Сухарев не терял времени. Он поднял воротник пальто, завязал ушанку под подбородком. Окатил себя двумя ведрами воды и бросился в пламя. Внутри что-то грохнуло. Потом ахнуло и ухнуло.
Брюх догадался о неладном слишком поздно. Он уперся обеими руками в крышку люка, слегка поднял ее, оттуда полыхнуло обжигающим. Он отпрянул, спрятал за веками зрачки. Закашлялся.
— Бллллль, там пожар!
Он опустил крышку, отбежал к стене. Та еще была холодной. Взгляд его упал на катушку с альбомом “Сержант Пеппер, живы твои сыновья!”. Алюня заскулила по-рысьи. Говорить было бесполезно, можно было только рыдать, орать, гомонить, закатывать истерики, заламывать руки, драть на себе волосы, царапать ногтями молодую кожу, вырывать глаза, бередить острым рану. Сердце слетело с петель.
Брюх присел на корточки. Воздух еще был пригодным для дыхания. Жизнь была еще вполне ничего. Линии судьбы на ладонях еще поддавались чтению.

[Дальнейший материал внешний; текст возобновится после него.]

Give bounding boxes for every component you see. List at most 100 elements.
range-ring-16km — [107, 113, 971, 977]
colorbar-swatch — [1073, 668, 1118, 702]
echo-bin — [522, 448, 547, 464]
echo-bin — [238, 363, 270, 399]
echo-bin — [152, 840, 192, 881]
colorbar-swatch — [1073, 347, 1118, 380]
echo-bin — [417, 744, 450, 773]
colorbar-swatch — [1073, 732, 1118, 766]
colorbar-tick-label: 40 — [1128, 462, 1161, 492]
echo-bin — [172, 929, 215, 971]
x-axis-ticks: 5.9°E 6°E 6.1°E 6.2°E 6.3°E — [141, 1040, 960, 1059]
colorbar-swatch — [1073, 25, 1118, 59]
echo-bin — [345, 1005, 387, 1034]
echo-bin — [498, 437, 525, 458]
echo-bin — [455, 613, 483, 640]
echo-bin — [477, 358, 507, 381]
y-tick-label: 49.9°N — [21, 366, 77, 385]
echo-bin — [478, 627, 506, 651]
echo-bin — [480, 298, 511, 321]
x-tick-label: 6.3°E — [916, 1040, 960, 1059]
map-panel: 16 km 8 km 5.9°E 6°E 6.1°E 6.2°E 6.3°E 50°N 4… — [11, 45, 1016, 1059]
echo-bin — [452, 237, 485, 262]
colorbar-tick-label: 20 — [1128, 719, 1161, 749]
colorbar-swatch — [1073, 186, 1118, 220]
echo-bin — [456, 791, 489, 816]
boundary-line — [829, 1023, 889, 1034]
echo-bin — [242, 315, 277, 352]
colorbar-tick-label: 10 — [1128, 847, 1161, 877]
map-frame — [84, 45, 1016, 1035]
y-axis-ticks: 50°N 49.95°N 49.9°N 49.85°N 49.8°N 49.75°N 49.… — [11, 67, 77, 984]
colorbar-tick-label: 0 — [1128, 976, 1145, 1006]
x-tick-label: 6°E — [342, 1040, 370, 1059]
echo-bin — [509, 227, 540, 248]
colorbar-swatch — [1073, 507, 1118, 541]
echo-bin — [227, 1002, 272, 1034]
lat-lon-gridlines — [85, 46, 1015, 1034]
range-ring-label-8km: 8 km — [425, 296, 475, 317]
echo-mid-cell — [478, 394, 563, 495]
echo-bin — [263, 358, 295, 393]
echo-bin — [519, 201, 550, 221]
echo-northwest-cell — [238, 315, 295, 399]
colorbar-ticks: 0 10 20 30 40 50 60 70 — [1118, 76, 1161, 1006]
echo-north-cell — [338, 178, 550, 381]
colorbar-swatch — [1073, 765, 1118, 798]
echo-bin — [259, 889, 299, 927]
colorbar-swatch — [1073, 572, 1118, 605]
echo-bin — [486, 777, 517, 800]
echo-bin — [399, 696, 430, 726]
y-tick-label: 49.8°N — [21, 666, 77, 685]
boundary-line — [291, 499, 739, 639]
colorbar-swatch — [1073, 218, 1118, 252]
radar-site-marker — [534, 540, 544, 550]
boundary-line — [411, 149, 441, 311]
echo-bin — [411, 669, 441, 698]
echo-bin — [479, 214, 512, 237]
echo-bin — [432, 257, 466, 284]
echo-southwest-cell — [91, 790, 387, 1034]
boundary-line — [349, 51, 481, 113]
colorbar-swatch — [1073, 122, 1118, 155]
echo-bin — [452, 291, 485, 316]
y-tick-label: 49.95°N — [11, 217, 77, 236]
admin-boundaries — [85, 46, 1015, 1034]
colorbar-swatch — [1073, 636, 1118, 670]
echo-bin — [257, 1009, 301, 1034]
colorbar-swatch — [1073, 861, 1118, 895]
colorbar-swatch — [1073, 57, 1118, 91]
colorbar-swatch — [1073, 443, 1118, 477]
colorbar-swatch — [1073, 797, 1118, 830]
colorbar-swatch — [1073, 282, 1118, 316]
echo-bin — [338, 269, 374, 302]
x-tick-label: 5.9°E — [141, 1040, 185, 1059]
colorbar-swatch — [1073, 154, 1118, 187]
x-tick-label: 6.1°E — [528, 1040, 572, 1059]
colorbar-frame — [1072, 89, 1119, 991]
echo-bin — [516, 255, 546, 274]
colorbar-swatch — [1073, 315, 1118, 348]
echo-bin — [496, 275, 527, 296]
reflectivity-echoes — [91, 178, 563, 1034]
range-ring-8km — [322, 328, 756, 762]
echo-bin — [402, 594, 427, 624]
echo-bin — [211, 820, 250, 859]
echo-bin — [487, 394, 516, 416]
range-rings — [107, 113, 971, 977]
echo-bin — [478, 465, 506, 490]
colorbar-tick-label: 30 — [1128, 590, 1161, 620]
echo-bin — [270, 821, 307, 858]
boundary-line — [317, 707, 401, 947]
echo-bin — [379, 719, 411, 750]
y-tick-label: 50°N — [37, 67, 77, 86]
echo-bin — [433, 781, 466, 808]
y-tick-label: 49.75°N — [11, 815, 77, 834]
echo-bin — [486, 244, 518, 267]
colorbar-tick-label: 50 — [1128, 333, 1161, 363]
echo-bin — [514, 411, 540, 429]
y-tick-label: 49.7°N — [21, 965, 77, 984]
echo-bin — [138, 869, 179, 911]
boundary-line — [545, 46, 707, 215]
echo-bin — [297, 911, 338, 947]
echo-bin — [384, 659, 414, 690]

Сухарев впивался обугленными пальцами в крышку люка, ведущую в нижний подвал. Доски горели, и не удавалось подцепить края. Пескарь ослеп. Жабры слиплись. Плавники рассыпались. Хвост поджарился. Голоса не было.
Оказывается, огонь умеет петь во всех тональностях. Только что пел в ля миноре, а вот уже перекинулся на до мажор. А припев — с модуляцией на полтора тона вверх. В каком же тогда тоне огонь возопит в кульминации?
Пламя создавало плотную и монументальную стену органного звука. В нее вплеталось перкуссионное кружево — щелчки, потрескивания, громовые удары гонга, мрачные и безжалостные синкопы взрывающихся годовых колец. Концерт, пробирающий до мурашек.
У невольных зрителей не было других мыслей, кроме: “На сколько нас хватит? Долго ли мы еще продержимся?”